Raise the Bar, which is run by Kate Williams and Becky Hill, returned to Zoom lessons last week when the second lockdown began.
The full body workouts usually take place outside the Bishopswood sports ground near Gallowstree Common with about 30 people taking part.
The two women held the classes online from March to July in order to comply with the government restrictions.
Mrs Williams, 42, who lives in Reading, said: “I think it really helps a lot of people doing the classes online. It’s not quite the same but we do get to chat and have a laugh.
“We can see them on the Zoom calls and help them with their form. It helps people who live alone because it may be the only thing they’ve got to look forward to during lockdown.
“As soon as we are given the ‘good to go’ we will be back outdoors. After the first lockdown most members were just desperate to get back outside.”
The boot camp was first held in March 2018 in Reading but moved to Bishopswood after just two months.
Mrs Williams wanted something to do after having her children, twins Oscar and Aidan, nine, and six-year-old Jonah.
She said: “I used to be a lettings agent but when I had children that just wasn’t what I wanted to do anymore.”
She had attended boot camps run by 30-year-old Miss Hill in Reading and decided to do the same.
Mrs Williams said: “Becky and I didn’t really know each other that well but I used to attend her classes.
“We bumped into each other a year later and I said I was going to start my own boot camp and she joined in.
“We both had a real passion for running, which was our common interest, and we did crossfit sessions together in Reading.
“We saw how working with weights worked well without running and wanted to set up something with a smaller vibe. We wanted to make it accessible for everyone as gyms can be expensive.
“This way everyone can have a go and we do all our lessons outside, which keeps the costs down.”
Members can pay per class or a monthly fee.
Mrs Williams said: “Most members pay the monthly fee as it encourages them to take part in more classes. It’s not expensive and we try to accommodate people who are perhaps struggling financially.
“We have such a lovely bunch of members who stuck with us during the first lockdown and now are kindly doing so again.
“This time round people are finding it a little bit easier as we all know what’s going on as opposed to the first lockdown. We are very lucky to be able to carry on.” Mrs Williams and her husband Dan, who is a personal trainer as well as owning his own lettings company, have transformed their garage into a personal gym.
They have lent their equipment to members of the boot camp so they can carry on with the fitness sessions at home.
The classes include body weight training, barbell activities and yoga.
Mrs Williams said: “We want to give them as much as we can so people can carry on. It’s important not just for their physical health but their mental health as well.

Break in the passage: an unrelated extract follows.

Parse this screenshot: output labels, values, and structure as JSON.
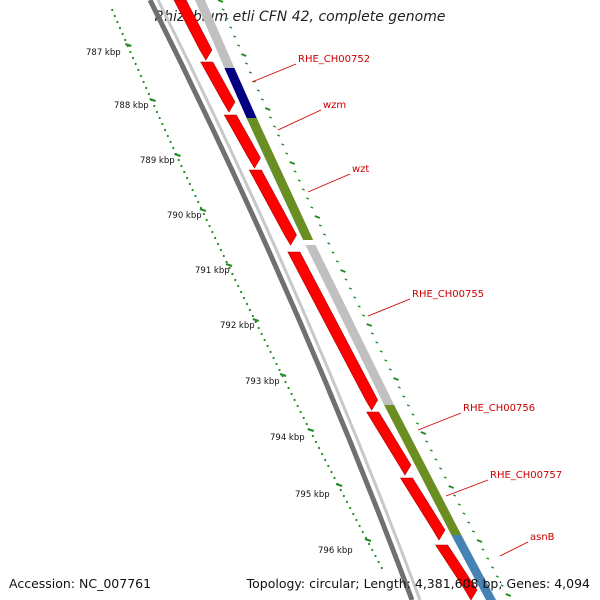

“We are setting a challenge for them to do as much mileage as they can over the next month. We are hoping to clock up enough miles to equal the coastline of Great Britain, which is 7,723 miles.”
The pair are also raising money for First Days, a charity in Reading, which aims to reduce the long-term effects of poverty on children.
At the end of the lockdown the members will do a workout that they did beforehand to see if they can beat their reps over three different movements.
For each one that they improve they will get a minute of time allocated for Mrs Williams and Miss Hill to complete sponsored burpees.
Mrs Williams said: “We’re expecting that many of them will put in the effort and beat their reps so myself and Becky could be doing up to an hour of burpees.
“But it is all for a great cause so we don’t mind and hopefully the longer we do it, the more money we raise.”